Torna a crescere la spesa delle famiglie italiane, ma i consumi restano sotto i livelli raggiunti nel 2011. E aumenta il divario tra i livelli di spesa dei nuclei che vivono nelle grandi città e quelli che stanno nei piccoli Comuni. E’ quanto emerge dalla rilevazione dell’Istat. Nel 2016, la spesa media mensile familiare è stimata pari a 2.524,38 euro+1% rispetto al 2015 e +2,2% nei confronti del 2013, anno di minimo per la spesa delle famiglie e ultimo anno di calo del pil. L’Istituto nazionale di statistica presieduto da Giorgio Alleva afferma “che si consolida, ad un ritmo moderato, la fase di ripresa dei consumi avviatasi nel 2014, dopo due anni di contrazione”. Il livello medio della spesa alimentare del 2016 è salito a 447,96 euro mensili (era 441,50 euro nel 2015). Quella per le carni, pur restando la componente alimentare più importante, torna a diminuire, attestandosi a 93,53 euro mensili (da 98,25 nel 2015). Le spese per frutta e vegetali aumentano entrambe del 3,1% rispetto al 2015, salendo rispettivamente a 41,71 euro e a 60,62 euro mensili. Pesci e prodotti ittici sono la voce con il maggiore aumento (+9,5%, a 39,83 euro mensili).

“Si riduce il gap tra Nord e Sud” – I divari nei consumi delle famiglie tra l’Italia settentrionale e meridionale ci sono ancora ma iniziano a diminuire. L’Istat ha spiegato che “pur permanendo ampie differenze strutturali sul territorio, legate ai livelli di reddito, ai prezzi e ai comportamenti di spesa, il gap tra i più elevati valori del Nord-ovest (2.839,10 euro) e quelli più bassi delle Isole (1.942,28 euro) si riduce, passando da quasi 945 a circa 897 euro nel 2016″. La spesa per beni e servizi non alimentari (2.076,41 euro al mese) cresce dello 0,9%. Tornano ai livelli pre-crisi le spese per servizi ricettivi e di ristorazione (+4,8%, da 122,39 a 128,25 euro) e salgono per il terzo anno consecutivo quelle per beni e servizi ricreativi, spettacoli e cultura (+2,9%, fino a 130,06 euro). Si amplia poi il divario tra le città metropolitane e i Comuni periferici delle aree metropolitane e quelli sopra i 50mila abitanti, che sale a circa 376 euro in media da poco meno di 100 euro del 2015, e quello tra le città metropolitane e gli altri comuni fino a 50mila abitanti, che arriva a poco più di 491 euro da meno di 200 del 2015. La causa principale di questa dinamica è nella “marcata crescita della spesa media mensile per beni e servizi non alimentari delle famiglie residenti nelle grandi città”.
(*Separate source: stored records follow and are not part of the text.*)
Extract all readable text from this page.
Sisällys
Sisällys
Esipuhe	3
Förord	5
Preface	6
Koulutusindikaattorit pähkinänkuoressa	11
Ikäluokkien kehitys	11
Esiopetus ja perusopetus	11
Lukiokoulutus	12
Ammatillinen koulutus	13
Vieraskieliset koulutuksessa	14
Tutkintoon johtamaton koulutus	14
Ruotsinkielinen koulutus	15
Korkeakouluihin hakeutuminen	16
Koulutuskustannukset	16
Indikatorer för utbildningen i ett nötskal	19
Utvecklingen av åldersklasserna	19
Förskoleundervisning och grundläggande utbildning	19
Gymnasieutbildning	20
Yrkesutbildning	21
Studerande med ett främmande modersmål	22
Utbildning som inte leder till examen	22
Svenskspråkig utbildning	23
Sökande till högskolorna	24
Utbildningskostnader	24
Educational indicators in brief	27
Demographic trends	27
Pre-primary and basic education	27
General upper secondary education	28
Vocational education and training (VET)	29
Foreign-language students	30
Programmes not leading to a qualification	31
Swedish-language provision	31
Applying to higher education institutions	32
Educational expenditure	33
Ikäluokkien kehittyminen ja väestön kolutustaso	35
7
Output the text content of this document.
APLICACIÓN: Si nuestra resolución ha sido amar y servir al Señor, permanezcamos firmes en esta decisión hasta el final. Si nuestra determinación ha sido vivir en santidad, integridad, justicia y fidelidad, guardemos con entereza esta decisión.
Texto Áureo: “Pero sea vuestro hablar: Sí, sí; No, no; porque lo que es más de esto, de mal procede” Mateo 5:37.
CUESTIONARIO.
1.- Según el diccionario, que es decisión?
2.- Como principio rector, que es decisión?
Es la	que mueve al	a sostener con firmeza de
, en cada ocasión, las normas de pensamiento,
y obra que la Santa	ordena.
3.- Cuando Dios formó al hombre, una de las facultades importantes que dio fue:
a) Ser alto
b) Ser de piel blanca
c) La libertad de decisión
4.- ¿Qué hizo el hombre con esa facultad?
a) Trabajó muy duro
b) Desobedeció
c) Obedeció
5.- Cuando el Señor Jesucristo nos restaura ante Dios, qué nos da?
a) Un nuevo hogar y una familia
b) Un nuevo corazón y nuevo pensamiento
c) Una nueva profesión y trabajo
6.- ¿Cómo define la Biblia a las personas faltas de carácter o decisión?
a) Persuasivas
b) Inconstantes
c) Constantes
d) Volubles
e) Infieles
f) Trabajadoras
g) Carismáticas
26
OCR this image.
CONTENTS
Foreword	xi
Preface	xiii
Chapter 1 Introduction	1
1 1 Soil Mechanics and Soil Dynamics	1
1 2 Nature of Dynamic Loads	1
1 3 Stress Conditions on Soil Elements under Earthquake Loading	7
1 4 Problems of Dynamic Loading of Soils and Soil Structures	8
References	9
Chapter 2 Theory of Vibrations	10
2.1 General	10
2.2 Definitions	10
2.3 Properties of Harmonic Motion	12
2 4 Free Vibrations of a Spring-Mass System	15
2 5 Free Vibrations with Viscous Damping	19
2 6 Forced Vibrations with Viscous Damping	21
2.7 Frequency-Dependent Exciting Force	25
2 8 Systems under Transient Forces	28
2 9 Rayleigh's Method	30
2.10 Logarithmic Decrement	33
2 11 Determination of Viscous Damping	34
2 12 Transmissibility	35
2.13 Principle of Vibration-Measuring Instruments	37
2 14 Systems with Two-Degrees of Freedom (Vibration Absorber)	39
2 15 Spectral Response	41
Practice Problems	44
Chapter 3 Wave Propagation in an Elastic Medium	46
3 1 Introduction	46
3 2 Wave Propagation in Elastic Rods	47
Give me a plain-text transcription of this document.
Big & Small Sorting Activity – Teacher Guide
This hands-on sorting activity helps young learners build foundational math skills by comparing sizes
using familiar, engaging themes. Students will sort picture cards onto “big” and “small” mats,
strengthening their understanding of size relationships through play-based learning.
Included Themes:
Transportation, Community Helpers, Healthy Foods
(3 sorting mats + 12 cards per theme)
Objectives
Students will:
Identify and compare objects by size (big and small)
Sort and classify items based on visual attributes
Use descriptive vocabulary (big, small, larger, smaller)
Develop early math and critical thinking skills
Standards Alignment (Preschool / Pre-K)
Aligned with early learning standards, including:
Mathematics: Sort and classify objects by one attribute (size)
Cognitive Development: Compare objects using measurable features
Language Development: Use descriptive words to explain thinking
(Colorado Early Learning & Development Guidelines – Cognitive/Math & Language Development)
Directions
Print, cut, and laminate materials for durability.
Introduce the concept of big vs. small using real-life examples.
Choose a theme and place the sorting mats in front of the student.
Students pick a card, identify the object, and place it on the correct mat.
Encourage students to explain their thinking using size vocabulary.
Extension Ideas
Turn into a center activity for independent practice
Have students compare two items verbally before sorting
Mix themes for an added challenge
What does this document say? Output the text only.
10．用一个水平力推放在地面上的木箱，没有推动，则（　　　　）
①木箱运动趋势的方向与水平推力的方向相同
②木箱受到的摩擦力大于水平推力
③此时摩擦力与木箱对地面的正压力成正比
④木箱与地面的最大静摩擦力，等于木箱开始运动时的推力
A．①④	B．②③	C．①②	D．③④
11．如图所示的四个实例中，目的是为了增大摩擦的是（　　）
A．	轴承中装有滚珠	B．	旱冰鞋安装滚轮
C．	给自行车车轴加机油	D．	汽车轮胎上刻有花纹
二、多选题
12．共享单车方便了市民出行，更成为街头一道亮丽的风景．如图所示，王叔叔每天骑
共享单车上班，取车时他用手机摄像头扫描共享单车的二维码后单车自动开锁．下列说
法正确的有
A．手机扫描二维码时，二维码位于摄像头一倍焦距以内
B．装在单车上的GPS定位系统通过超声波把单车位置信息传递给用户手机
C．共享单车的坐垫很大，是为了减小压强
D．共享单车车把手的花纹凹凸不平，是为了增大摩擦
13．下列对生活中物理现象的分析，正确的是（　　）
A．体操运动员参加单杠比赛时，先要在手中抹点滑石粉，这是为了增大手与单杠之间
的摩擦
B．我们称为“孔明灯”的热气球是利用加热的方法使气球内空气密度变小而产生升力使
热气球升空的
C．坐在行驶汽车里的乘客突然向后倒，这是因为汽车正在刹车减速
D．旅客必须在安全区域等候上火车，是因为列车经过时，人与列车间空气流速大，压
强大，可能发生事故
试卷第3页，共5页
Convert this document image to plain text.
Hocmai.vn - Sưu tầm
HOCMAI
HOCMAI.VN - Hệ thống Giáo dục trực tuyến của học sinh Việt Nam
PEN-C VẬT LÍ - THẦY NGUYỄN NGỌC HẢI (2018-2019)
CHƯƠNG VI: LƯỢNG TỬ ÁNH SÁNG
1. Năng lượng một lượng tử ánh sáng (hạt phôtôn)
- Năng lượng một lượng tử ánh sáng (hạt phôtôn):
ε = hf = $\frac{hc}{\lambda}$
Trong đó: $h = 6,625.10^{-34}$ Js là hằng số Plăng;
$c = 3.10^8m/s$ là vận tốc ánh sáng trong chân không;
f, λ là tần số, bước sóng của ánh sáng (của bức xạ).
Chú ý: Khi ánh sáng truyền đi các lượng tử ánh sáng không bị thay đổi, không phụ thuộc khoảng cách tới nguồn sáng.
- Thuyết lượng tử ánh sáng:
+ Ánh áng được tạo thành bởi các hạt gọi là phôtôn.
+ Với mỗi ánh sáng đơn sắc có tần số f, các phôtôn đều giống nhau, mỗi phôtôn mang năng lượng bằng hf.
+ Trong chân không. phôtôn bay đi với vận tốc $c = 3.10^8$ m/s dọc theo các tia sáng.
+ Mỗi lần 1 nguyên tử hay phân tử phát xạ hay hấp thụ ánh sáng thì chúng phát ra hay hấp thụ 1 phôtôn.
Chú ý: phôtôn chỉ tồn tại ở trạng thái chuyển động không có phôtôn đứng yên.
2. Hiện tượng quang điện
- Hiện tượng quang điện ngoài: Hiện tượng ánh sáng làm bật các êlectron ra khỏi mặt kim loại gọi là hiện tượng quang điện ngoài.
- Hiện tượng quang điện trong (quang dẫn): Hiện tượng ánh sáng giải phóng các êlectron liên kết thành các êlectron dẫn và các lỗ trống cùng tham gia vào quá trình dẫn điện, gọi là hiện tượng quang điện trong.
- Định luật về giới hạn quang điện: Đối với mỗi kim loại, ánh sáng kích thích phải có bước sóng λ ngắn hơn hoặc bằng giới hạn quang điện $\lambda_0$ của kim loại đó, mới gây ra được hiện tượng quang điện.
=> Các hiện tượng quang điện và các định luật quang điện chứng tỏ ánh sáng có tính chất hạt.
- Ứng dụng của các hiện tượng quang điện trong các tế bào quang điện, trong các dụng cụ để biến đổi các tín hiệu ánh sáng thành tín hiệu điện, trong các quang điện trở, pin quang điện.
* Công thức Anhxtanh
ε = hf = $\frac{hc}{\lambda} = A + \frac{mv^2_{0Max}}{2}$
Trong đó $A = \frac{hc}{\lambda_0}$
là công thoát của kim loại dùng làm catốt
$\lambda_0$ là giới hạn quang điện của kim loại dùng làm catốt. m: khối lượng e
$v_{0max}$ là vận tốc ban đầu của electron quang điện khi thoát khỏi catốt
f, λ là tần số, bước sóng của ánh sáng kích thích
“Gli stranieri spendono mille euro al mese in meno” – Anche nel 2016 si conferma che i nuclei familiari composti da persone nate al di fuori dell’Italia spendono in media, ogni mese, 1.582,94 euro contro 2.590,59 delle famiglie di soli italiani. Il 49,8% della spesa delle famiglie di soli stranieri (era il 54,1% nel 2015) è destinata a prodotti alimentari e bevande analcoliche e ad abitazione, acqua, elettricità, gas e combustibili (al netto degli affitti figurativi); questa quota rimane stabile al 29,2% per le famiglie di soli italiani.

“I consumi salgono più il titolo di studio è elevato” – La spesa media mensile aumenta al variare del titolo di studio della persona di riferimento: ammonta a 3.550,31 euro quando questa è laureata o con titolo di studio superiore alla laurea, oltre il doppio di quella delle famiglie la cui persona di riferimento ha la licenza elementare o nessun titolo di studio (1.725,35 euro). Tra le famiglie di occupati dipendenti, la spesa media mensile è pari a 2.231,18 euro se la persona di riferimento è operaio e assimilato mentre sale a 3.164,45 euro se è dirigente, quadro o impiegato. Tra gli occupati indipendenti, la spesa media è di 3.586,18 per imprenditori e liberi professionisti e di 2.805,12 euro per gli altri lavoratori indipendenti.